Centro da Mulher 8 de Março
GÊNERO E DIREITOS HUMANOS DAS MULHERES
por Valkíria Alencar de Sousa
Coordenadora Geral do Centro da Mulher 8 de Março
Apresentação
Às portas do terceiro milênio, quando o
mundo celebra o 50º aniversário da Declaração universal dos Direitos Humanos, há que
se falar dos direitos humanos das mulheres como algo a ser incluído nesta pauta, a ser
levado em conta. O enfoque a ser dado é a atenção aos casos de abuso e de negação
destes direitos às mulheres em todos os aspectos da sociedade, em todo o mundo.
Em 10 de dezembro de 1948, os governos
reconheceram os direitos humanos sem qualquer tipo de distinção, porém isto não foi
suficiente para a sociedade e todas as suas leis, culturas, dogmas e códigos sociais
machistas. Mais recentemente, em Viena, em 1993, na Conferência Mundial dos Direitos
Humanos, os governos ao redor do mundo reconheceram a violência contra a mulher como uma
violação dos direitos humanos, se perpetrado na esfera pública ou na privada.

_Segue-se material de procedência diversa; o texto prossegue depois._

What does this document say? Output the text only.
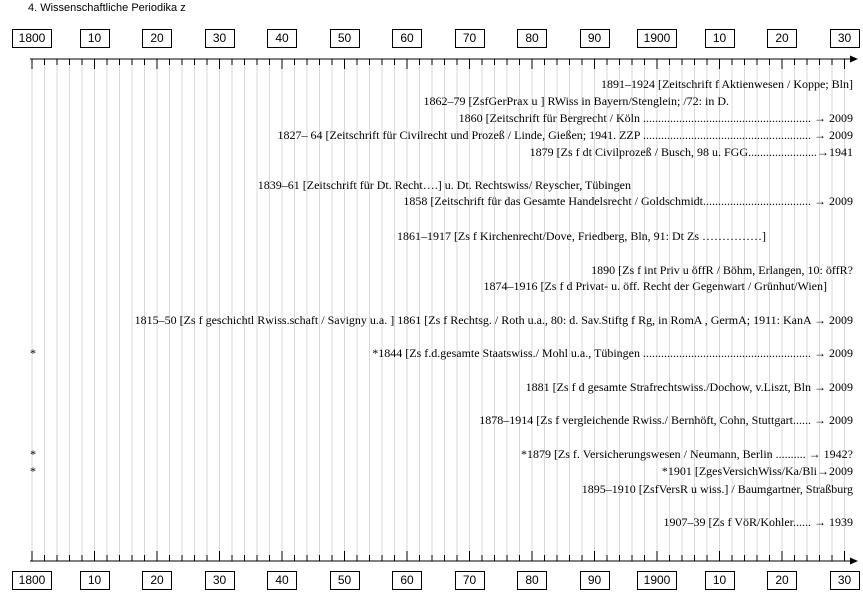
4. Wissenschaftliche Periodika z
1800	10	20	30	40	50	60	70	80	90	1900	10	20	30
1800	10	20	30	40	50	60	70	80	90	1900	10	20	30
1891–1924 [Zeitschrift f Aktienwesen / Koppe; Bln]
1862–79 [ZsfGerPrax u ] RWiss in Bayern/Stenglein; /72: in D.
1860 [Zeitschrift für Bergrecht / Köln ........................................................ → 2009
1827– 64 [Zeitschrift für Civilrecht und Prozeß / Linde, Gießen; 1941. ZZP ........................................................ → 2009
1879 [Zs f dt Civilprozeß / Busch, 98 u. FGG.......................→1941
1839–61 [Zeitschrift für Dt. Recht….] u. Dt. Rechtswiss/ Reyscher, Tübingen
1858 [Zeitschrift für das Gesamte Handelsrecht / Goldschmidt.................................... → 2009
1861–1917 [Zs f Kirchenrecht/Dove, Friedberg, Bln, 91: Dt Zs ……………]
1890 [Zs f int Priv u öffR / Böhm, Erlangen, 10: öffR?
1874–1916 [Zs f d Privat- u. öff. Recht der Gegenwart / Grünhut/Wien]
1815–50 [Zs f geschichtl Rwiss.schaft / Savigny u.a. ] 1861 [Zs f Rechtsg. / Roth u.a., 80: d. Sav.Stiftg f Rg, in RomA , GermA; 1911: KanA → 2009
*1844 [Zs f.d.gesamte Staatswiss./ Mohl u.a., Tübingen ........................................................ → 2009
1881 [Zs f d gesamte Strafrechtswiss./Dochow, v.Liszt, Bln → 2009
1878–1914 [Zs f vergleichende Rwiss./ Bernhöft, Cohn, Stuttgart...... → 2009
*1879 [Zs f. Versicherungswesen / Neumann, Berlin .......... → 1942?
*1901 [ZgesVersichWiss/Ka/Bli→2009
1895–1910 [ZsfVersR u wiss.] / Baumgartner, Straßburg
1907–39 [Zs f VöR/Kohler...... → 1939
*
*
*
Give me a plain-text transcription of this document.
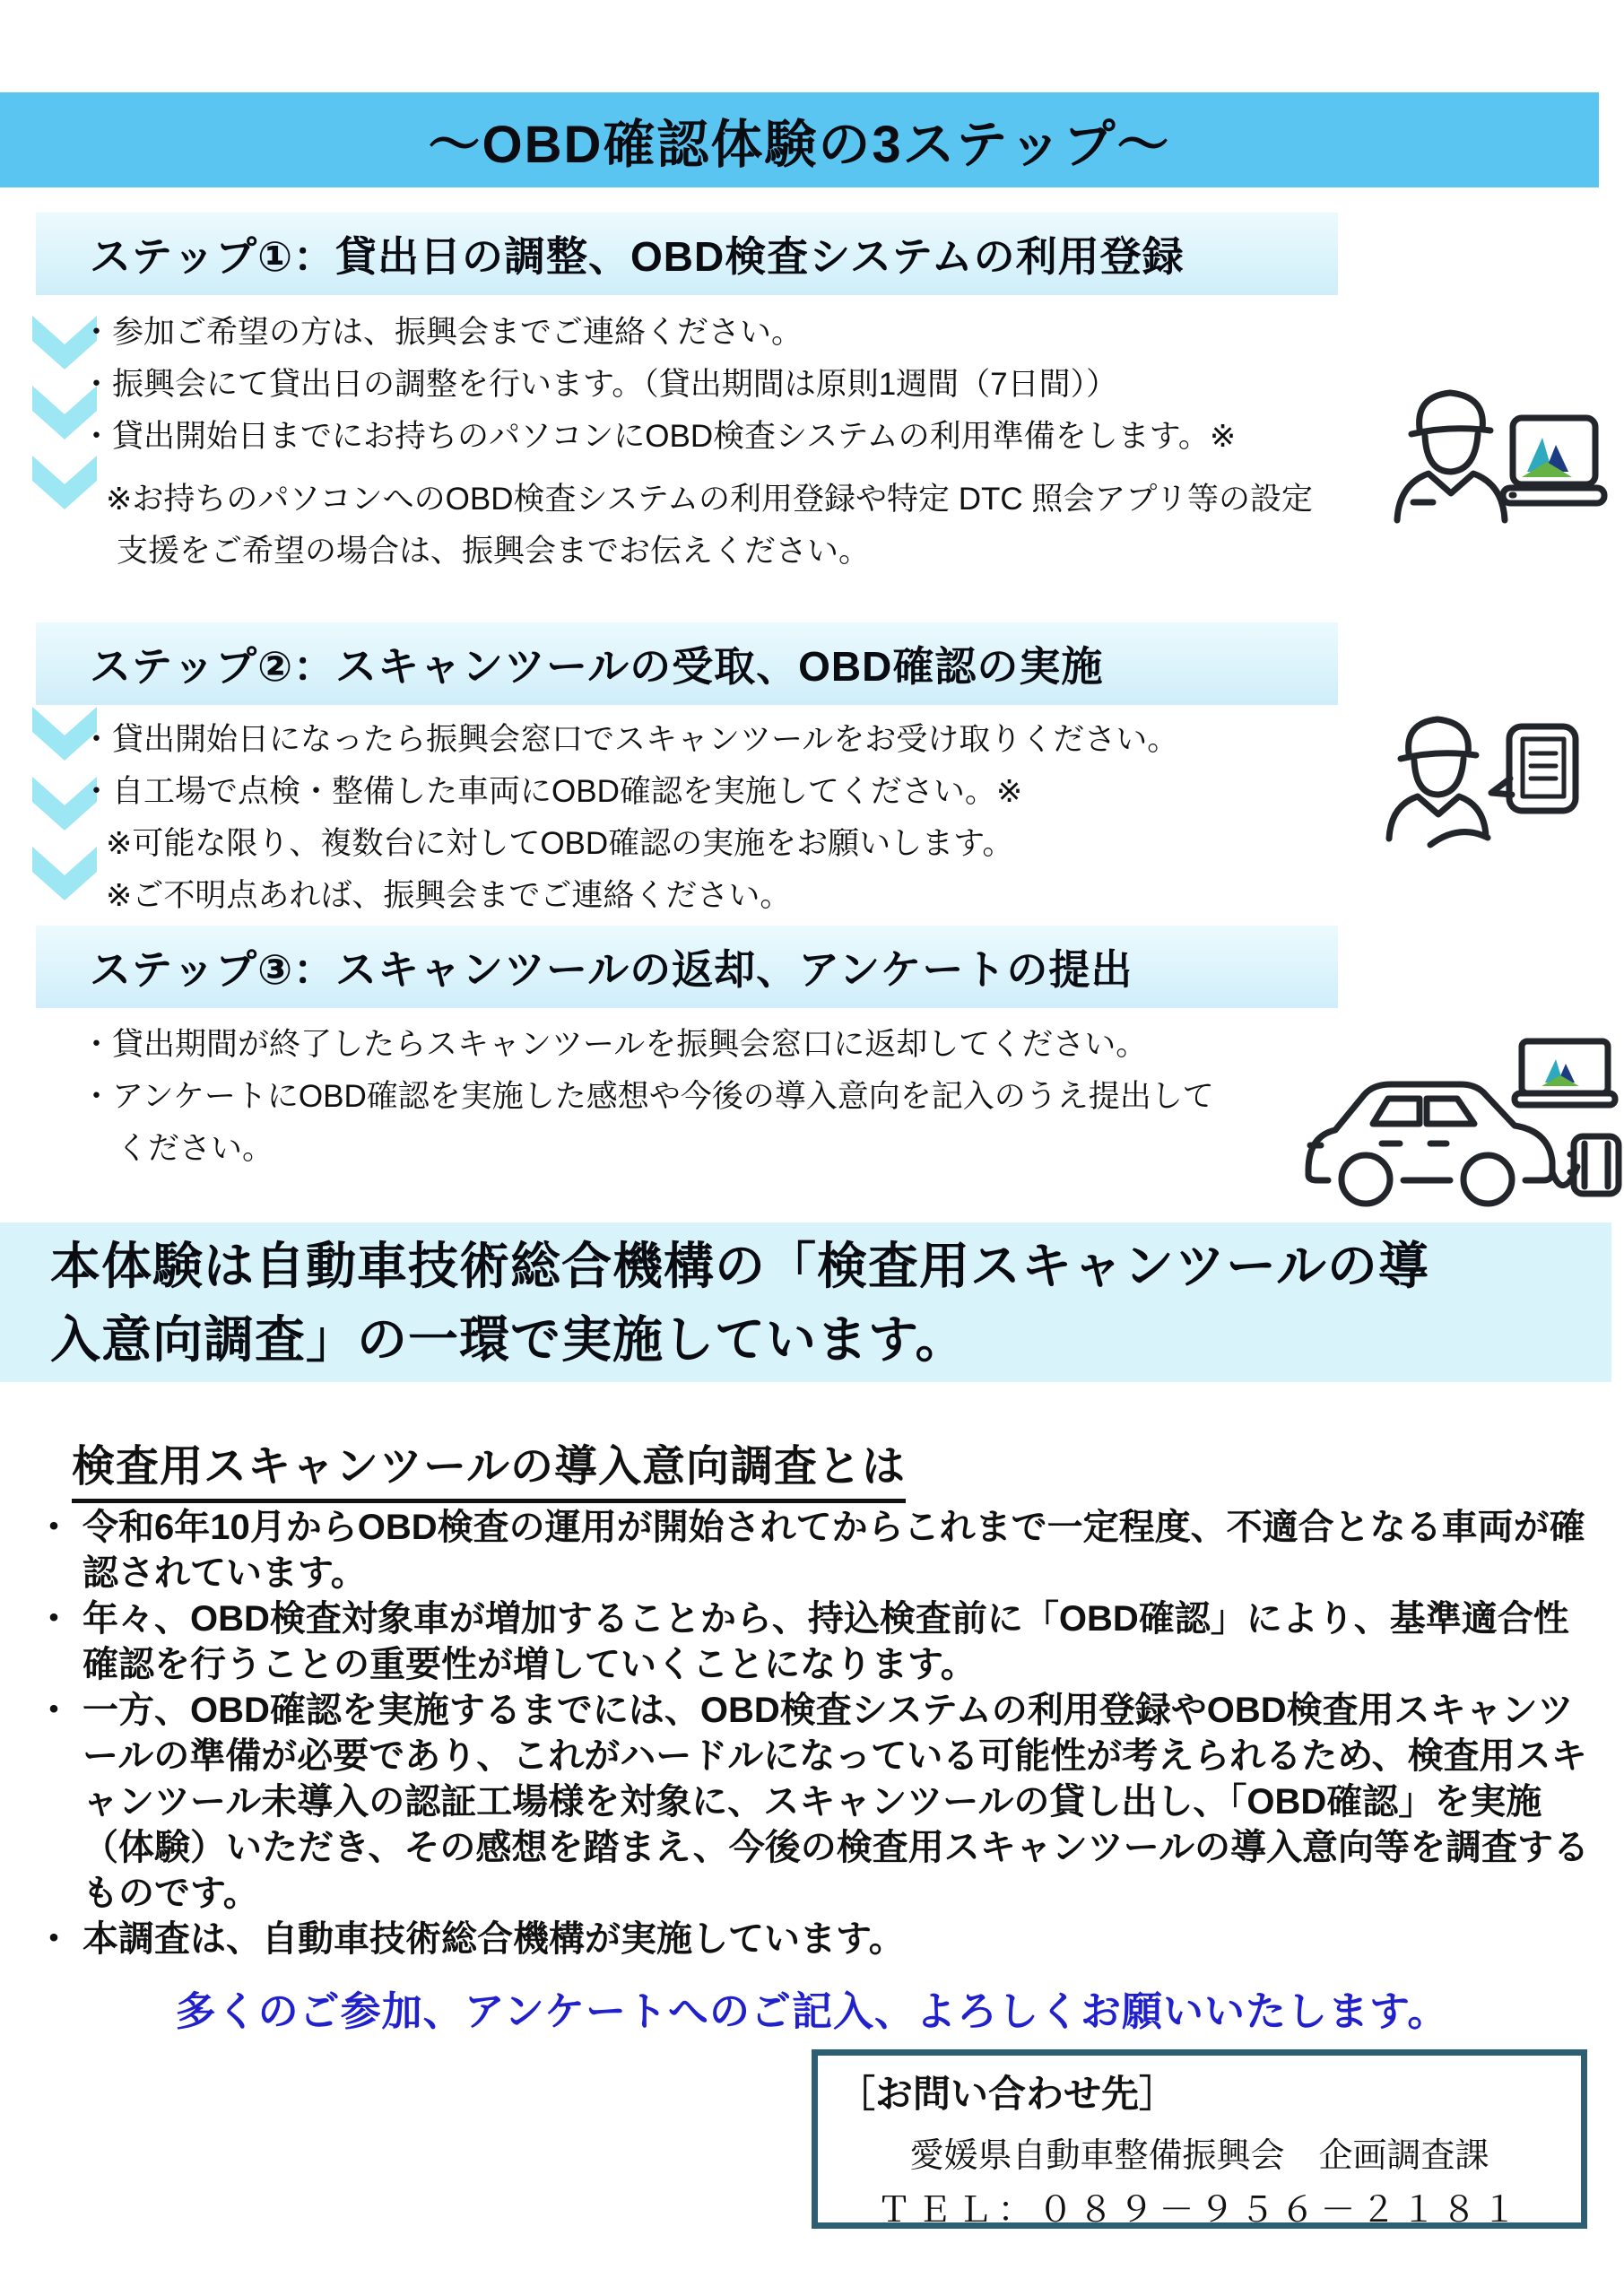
～OBD確認体験の3ステップ～
ステップ①：貸出日の調整、OBD検査システムの利用登録
・参加ご希望の方は、振興会までご連絡ください。
・振興会にて貸出日の調整を行います。（貸出期間は原則1週間（7日間））
・貸出開始日までにお持ちのパソコンにOBD検査システムの利用準備をします。※
※お持ちのパソコンへのOBD検査システムの利用登録や特定 DTC 照会アプリ等の設定
支援をご希望の場合は、振興会までお伝えください。
ステップ②：スキャンツールの受取、OBD確認の実施
・貸出開始日になったら振興会窓口でスキャンツールをお受け取りください。
・自工場で点検・整備した車両にOBD確認を実施してください。※
※可能な限り、複数台に対してOBD確認の実施をお願いします。
※ご不明点あれば、振興会までご連絡ください。
ステップ③：スキャンツールの返却、アンケートの提出
・貸出期間が終了したらスキャンツールを振興会窓口に返却してください。
・アンケートにOBD確認を実施した感想や今後の導入意向を記入のうえ提出して
ください。
本体験は自動車技術総合機構の「検査用スキャンツールの導
入意向調査」の一環で実施しています。
検査用スキャンツールの導入意向調査とは
・ 令和6年10月からOBD検査の運用が開始されてからこれまで一定程度、不適合となる車両が確認されています。
・ 年々、OBD検査対象車が増加することから、持込検査前に「OBD確認」により、基準適合性確認を行うことの重要性が増していくことになります。
・ 一方、OBD確認を実施するまでには、OBD検査システムの利用登録やOBD検査用スキャンツールの準備が必要であり、これがハードルになっている可能性が考えられるため、検査用スキャンツール未導入の認証工場様を対象に、スキャンツールの貸し出し、「OBD確認」を実施（体験）いただき、その感想を踏まえ、今後の検査用スキャンツールの導入意向等を調査するものです。
・ 本調査は、自動車技術総合機構が実施しています。
多くのご参加、アンケートへのご記入、よろしくお願いいたします。
［お問い合わせ先］
愛媛県自動車整備振興会　企画調査課
ＴＥＬ：０８９－９５６－２１８１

Falar de direitos humanos das mulheres é
falar de uma gama de violações e situações da condição feminina no mundo atual, seja
no ocidente ou no oriente, é falar da violência a que estão expostas em casa, na rua,
no trabalho. Implica olhar o fenômeno como uma consequência lógica da ausência de
direitos no plano econômico (trabalho igual x salário desigual), político e social, sem
se esquecer de se reportar às privações vividas no lar. Significa dizer que as
mulheres, além de serem objeto de violações pela sua condição de sexo feminino,
também são privadas dos direitos básicos - acesso à educação, à saúde, a uma
sexualidade e maternidade satisfatórias, a uma garantia no mercado de trabalho, à
participação na política.
A fundamentação filosófica dos direitos
naturais, onde se encontra a origem dos direitos humanos, está pensada sob um viés
masculino. Desde a categoria aristotélica até os documentos dos organismos
internacionais neste século, sob uma máscara de neutralidade, se tem eliminado na
prática as mulheres. Na divisão artificial criada entre o público e o privado, subjaz a
exclusão das mulheres das convenções e declarações sobre os Direitos Humanos. Esta
exclusão é difundida como algo enraizado na cultura de um povo, justificando-se muitas
vezes, até mesmo as violações, as torturas, a mutilação de corpos femininos e até o
assassinato como uma "lei" da natureza ou de uma "divindade" que pune
o seu povo através das mulheres.
Tendo como princípios da sua ação a
defesa e a garantia dos direitos humanos das mulheres, o Centro da Mulher 8 de Março
desenvolve sua ação institucional de cunho educativo de estratégias que têm como fim o
alcance pelas mulheres dos direitos humanos em toda a sua integralidade.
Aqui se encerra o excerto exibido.